Models currently supported include:
ADS also supports machine learning explainability (MLX).
Summary: Oracle Cloud Infrastructure can host data science resources integrated with its data warehouse, object store, and functions, allowing for a full model development lifecycle.
Vertica Analytics Platform is a scalable columnar storage data warehouse. It runs in two modes: Enterprise, which stores data locally in the file system of nodes that make up the database, and EON, which stores data communally for all compute nodes.
Vertica handles petabytes of data with massively parallel computing and employs data parallelism for internal machine learning. It includes eight data preparation algorithms, three regression algorithms, four sorting algorithms, two clustering algorithms, multiple model management features, and the ability to import TensorFlow and PMML models that have been trained elsewhere. Once you’ve fitted or imported a sample, you can use it to make predictions. User-defined extensions written in C++, Java, Python, or R are also supported by Vertica. SQL syntax is used for both preparation and inference.
Summary: Vertica has a nice set of machine learning algorithms built-in, and can import TensorFlow and PMML models. It can do prediction from imported models as well as its own models.
If your database doesn’t already support internal machine learning, it’s likely that you can add that capability using MindsDB, which integrates with a half-dozen databases and five BI tools. Supported databases include MariaDB, MySQL, PostgreSQL, ClickHouse, Microsoft SQL Server, and Snowflake, with a MongoDB integration in the works and integrations with streaming databases promised later in 2021. Supported BI tools currently include SAS, Qlik Sense, Microsoft Power BI, Looker, and Domo.
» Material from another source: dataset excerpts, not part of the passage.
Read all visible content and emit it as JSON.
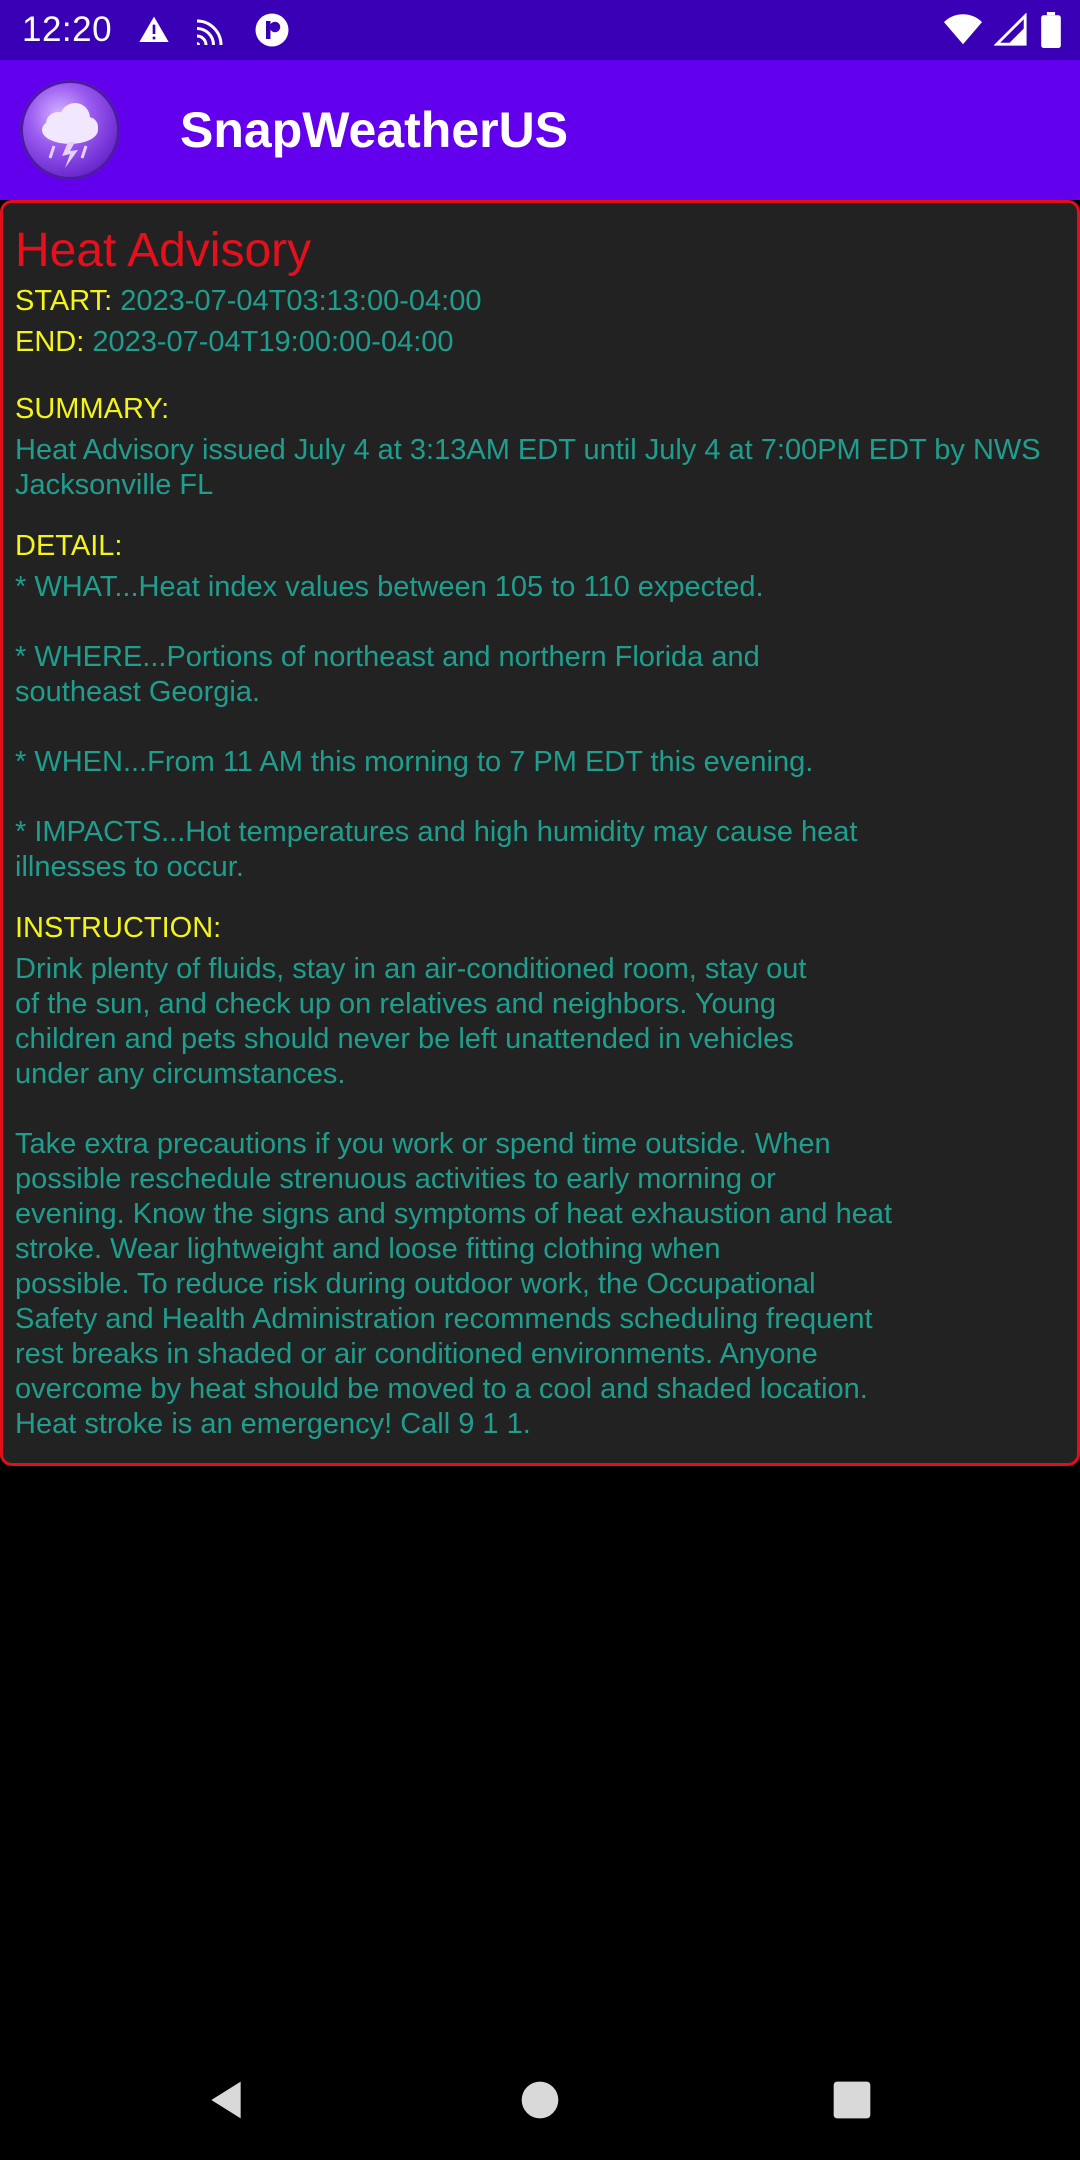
{
  "status_bar": {
    "time": "12:20",
    "left_icons": [
      "alert-icon",
      "cast-icon",
      "app-notification-icon"
    ],
    "right_icons": [
      "wifi-icon",
      "signal-icon",
      "battery-icon"
    ]
  },
  "app_bar": {
    "title": "SnapWeatherUS",
    "logo_icon": "storm-cloud-icon"
  },
  "alert": {
    "title": "Heat Advisory",
    "start_label": "START: ",
    "start_value": "2023-07-04T03:13:00-04:00",
    "end_label": "END: ",
    "end_value": "2023-07-04T19:00:00-04:00",
    "summary_label": "SUMMARY:",
    "summary_text": "Heat Advisory issued July 4 at 3:13AM EDT until July 4 at 7:00PM EDT by NWS Jacksonville FL",
    "detail_label": "DETAIL:",
    "detail_text": "* WHAT...Heat index values between 105 to 110 expected.\n\n* WHERE...Portions of northeast and northern Florida and\nsoutheast Georgia.\n\n* WHEN...From 11 AM this morning to 7 PM EDT this evening.\n\n* IMPACTS...Hot temperatures and high humidity may cause heat\nillnesses to occur.",
    "instruction_label": "INSTRUCTION:",
    "instruction_text": "Drink plenty of fluids, stay in an air-conditioned room, stay out\nof the sun, and check up on relatives and neighbors. Young\nchildren and pets should never be left unattended in vehicles\nunder any circumstances.\n\nTake extra precautions if you work or spend time outside. When\npossible reschedule strenuous activities to early morning or\nevening. Know the signs and symptoms of heat exhaustion and heat\nstroke. Wear lightweight and loose fitting clothing when\npossible. To reduce risk during outdoor work, the Occupational\nSafety and Health Administration recommends scheduling frequent\nrest breaks in shaded or air conditioned environments. Anyone\novercome by heat should be moved to a cool and shaded location.\nHeat stroke is an emergency! Call 9 1 1."
  },
  "colors": {
    "status_bar": "#3a00b6",
    "app_bar": "#6200ee",
    "card_border": "#e0101b",
    "title_red": "#e6101c",
    "label_yellow": "#f4f41a",
    "text_teal": "#1f9e8e"
  },
  "nav_bar": {
    "icons": [
      "back-icon",
      "home-icon",
      "recents-icon"
    ]
  }
}
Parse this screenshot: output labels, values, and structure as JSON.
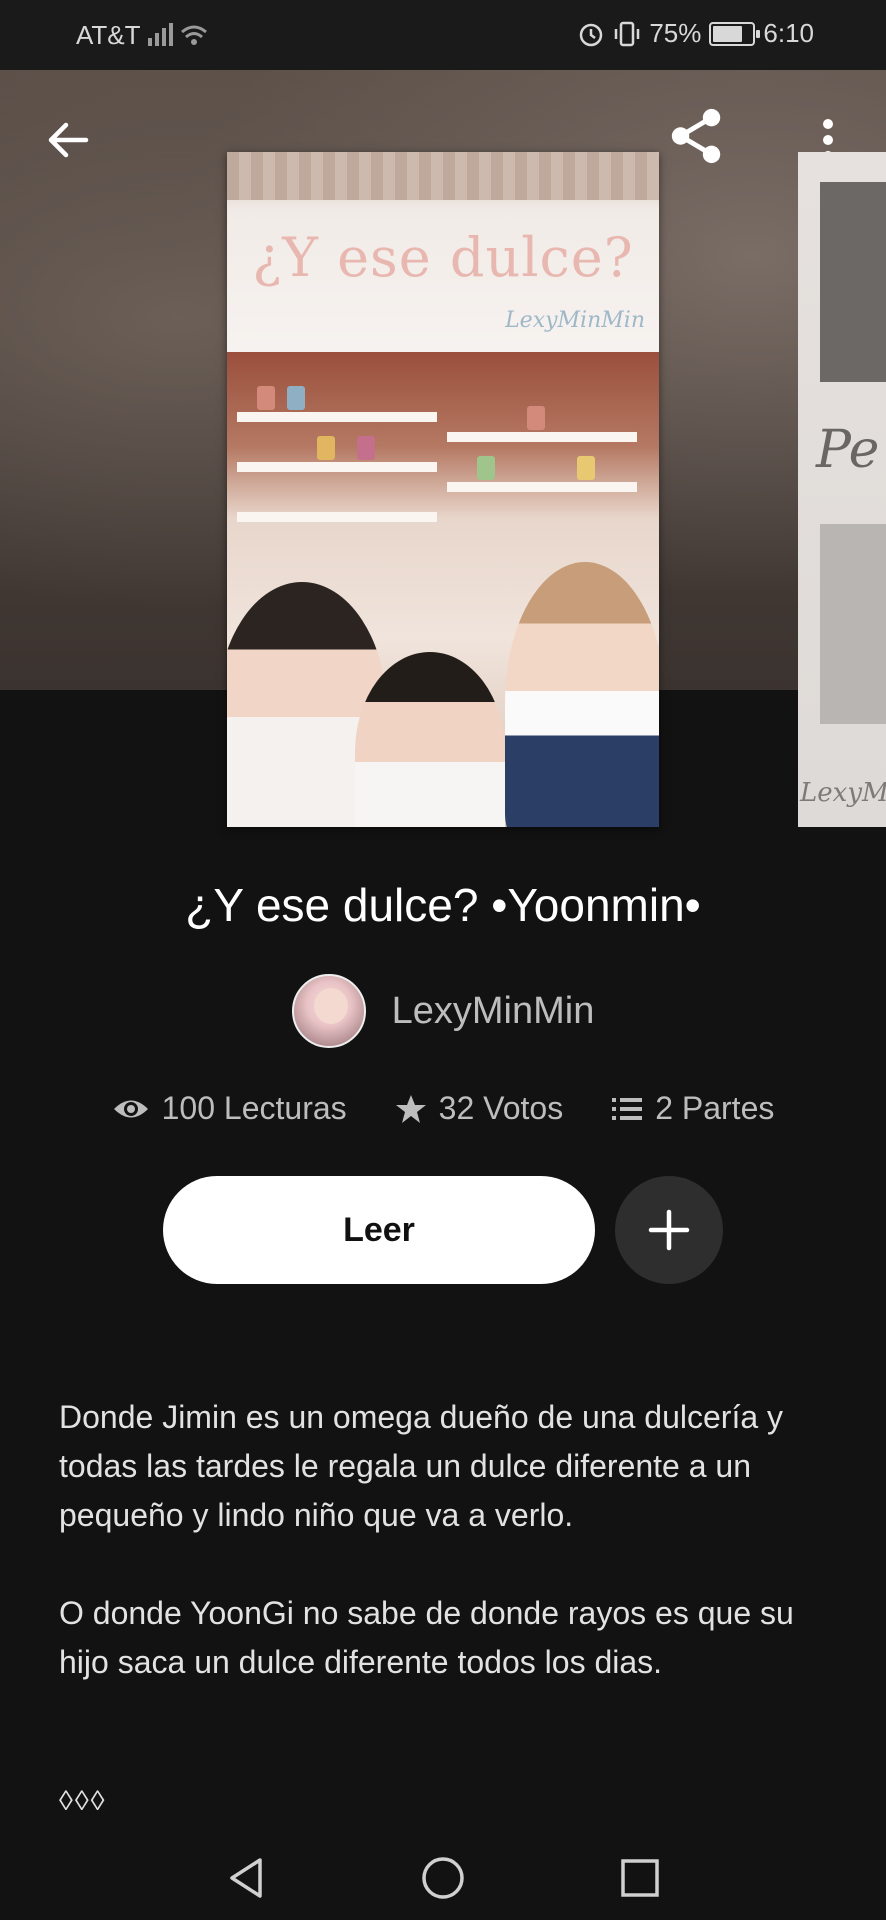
{
  "status_bar": {
    "carrier": "AT&T",
    "battery": "75%",
    "battery_fraction": 0.75,
    "time": "6:10"
  },
  "header": {
    "back_icon": "arrow-left-icon",
    "share_icon": "share-icon",
    "menu_icon": "more-vertical-icon"
  },
  "cover": {
    "title": "¿Y ese dulce?",
    "author": "LexyMinMin",
    "side_text": "Pe",
    "side_signature": "LexyM"
  },
  "story": {
    "title": "¿Y ese dulce? •Yoonmin•",
    "author": "LexyMinMin"
  },
  "stats": {
    "reads": "100 Lecturas",
    "votes": "32 Votos",
    "parts": "2 Partes"
  },
  "actions": {
    "read_label": "Leer"
  },
  "description": {
    "paragraph1": "Donde Jimin es un omega dueño de una dulcería y todas las tardes le regala un dulce diferente a un pequeño y lindo niño que va a verlo.",
    "paragraph2": "O donde YoonGi no sabe de donde rayos es que su hijo saca un dulce diferente todos los dias.",
    "separator": "◊◊◊"
  },
  "nav": {
    "back_icon": "triangle-back-icon",
    "home_icon": "circle-home-icon",
    "recents_icon": "square-recents-icon"
  },
  "colors": {
    "background": "#121212",
    "button_primary": "#ffffff",
    "button_secondary": "#2e2e2e",
    "muted_text": "#bdbdbd"
  }
}
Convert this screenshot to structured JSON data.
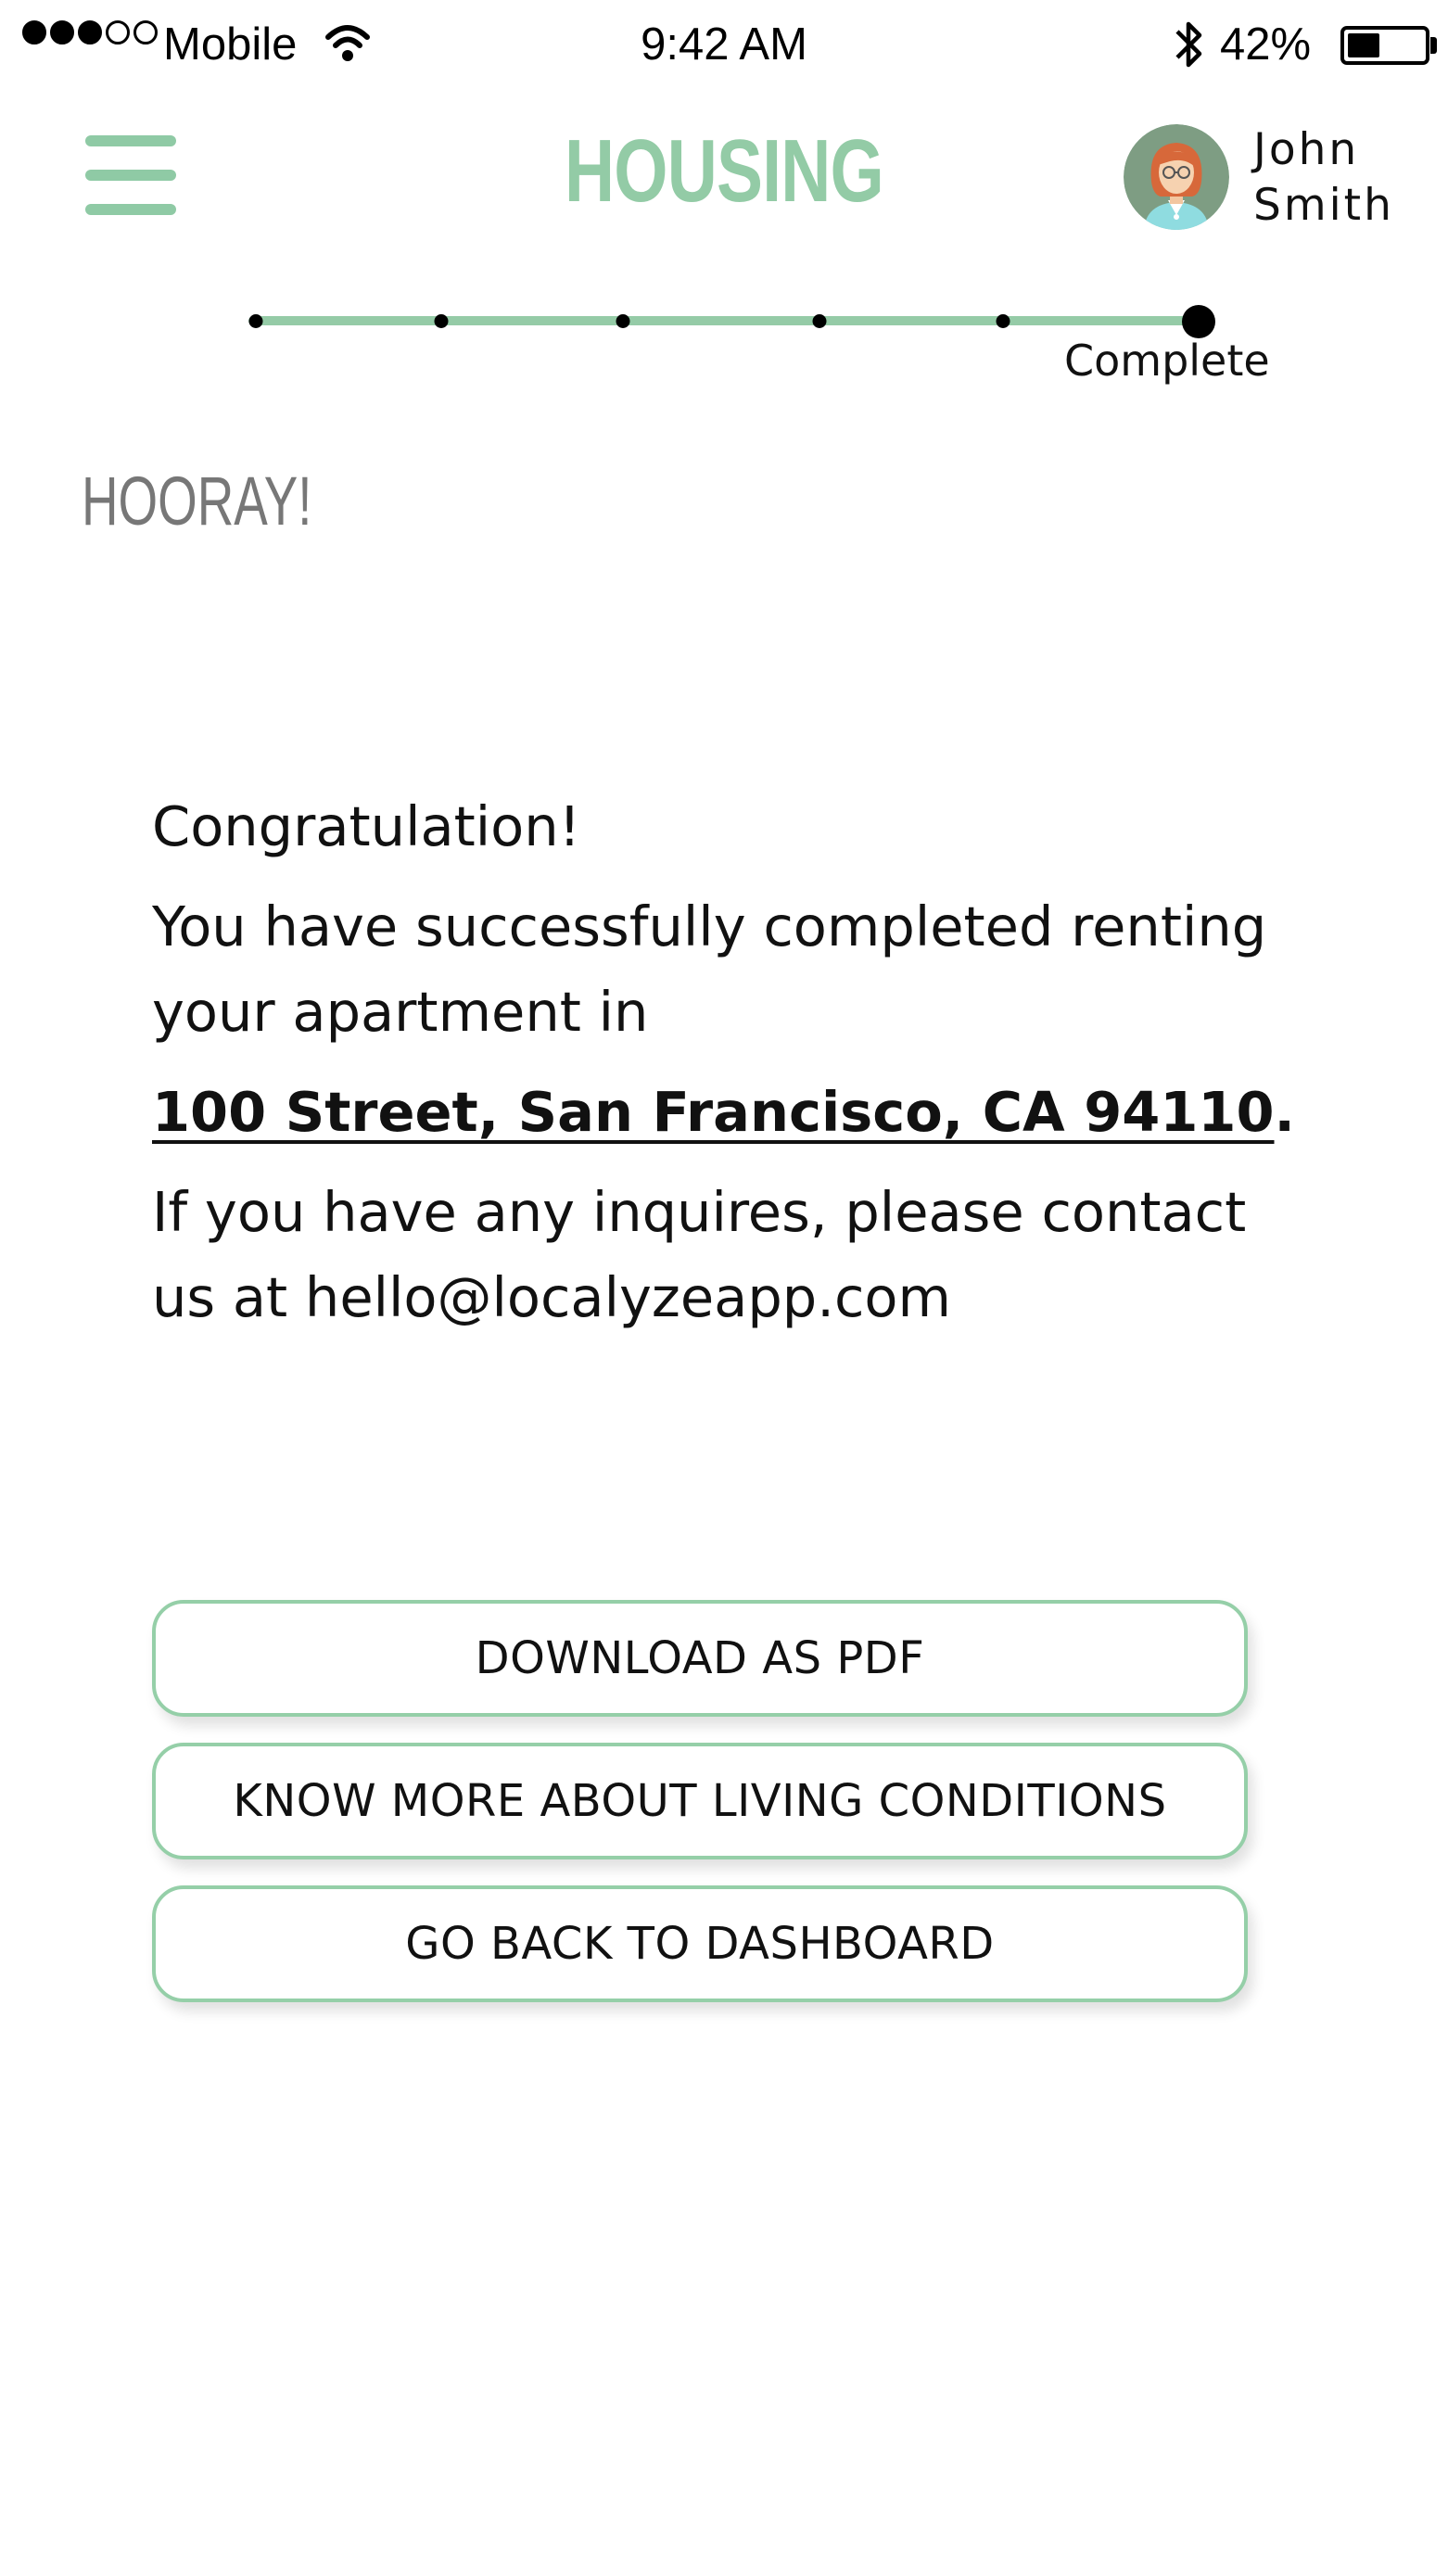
{
  "status_bar": {
    "carrier": "Mobile",
    "time": "9:42 AM",
    "battery_percent": "42%",
    "battery_level": 0.42,
    "signal_strength": 3,
    "signal_max": 5
  },
  "header": {
    "title": "HOUSING",
    "user_name": "John\nSmith",
    "accent_color": "#93cba6"
  },
  "progress": {
    "current_label": "Complete",
    "steps_total": 6,
    "current_step": 6
  },
  "section_heading": "HOORAY!",
  "message": {
    "greeting": "Congratulation!",
    "body": "You have successfully completed renting your apartment in",
    "address": "100 Street, San Francisco, CA 94110",
    "address_suffix": ".",
    "contact": "If you have any inquires, please contact us at hello@localyzeapp.com"
  },
  "actions": {
    "download_label": "DOWNLOAD AS PDF",
    "living_conditions_label": "KNOW MORE ABOUT LIVING CONDITIONS",
    "dashboard_label": "GO BACK TO DASHBOARD"
  },
  "icons": {
    "menu": "hamburger-menu-icon",
    "wifi": "wifi-icon",
    "bluetooth": "bluetooth-icon",
    "battery": "battery-icon",
    "avatar": "user-avatar"
  }
}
MindsDB features AutoML, AI tables, and explainable AI (XAI). You can invoke AutoML training from MindsDB Studio, from a SQL INSERT statement, or from a Python API call. Training can optionally use GPUs, and can optionally create a time series model.
You can save the model as a database table and then access it with a SQL SELECT statement against the saved model, MindsDB Studio, or a Python API call. MindsDB Studio allows you to compare, illustrate, and imagine model quality.
MindsDB Studio and the Python API can both be linked to local and remote data sources. MindsDB also provides Lightwood, a streamlined deep learning system that runs on PyTorch.
Summary: MindsDB adds valuable machine learning features to a variety of databases that lack built-in machine learning support.
A increasing number of datasets allow for internal machine learning. The precise process varies, with some being more capable than others. If you have so many data that you’d otherwise have to fit models on a sampled subset, some of the eight databases mentioned above—and others with the assistance of MindsDB—might be able to help you create models from the whole dataset without incurring significant data export overhead.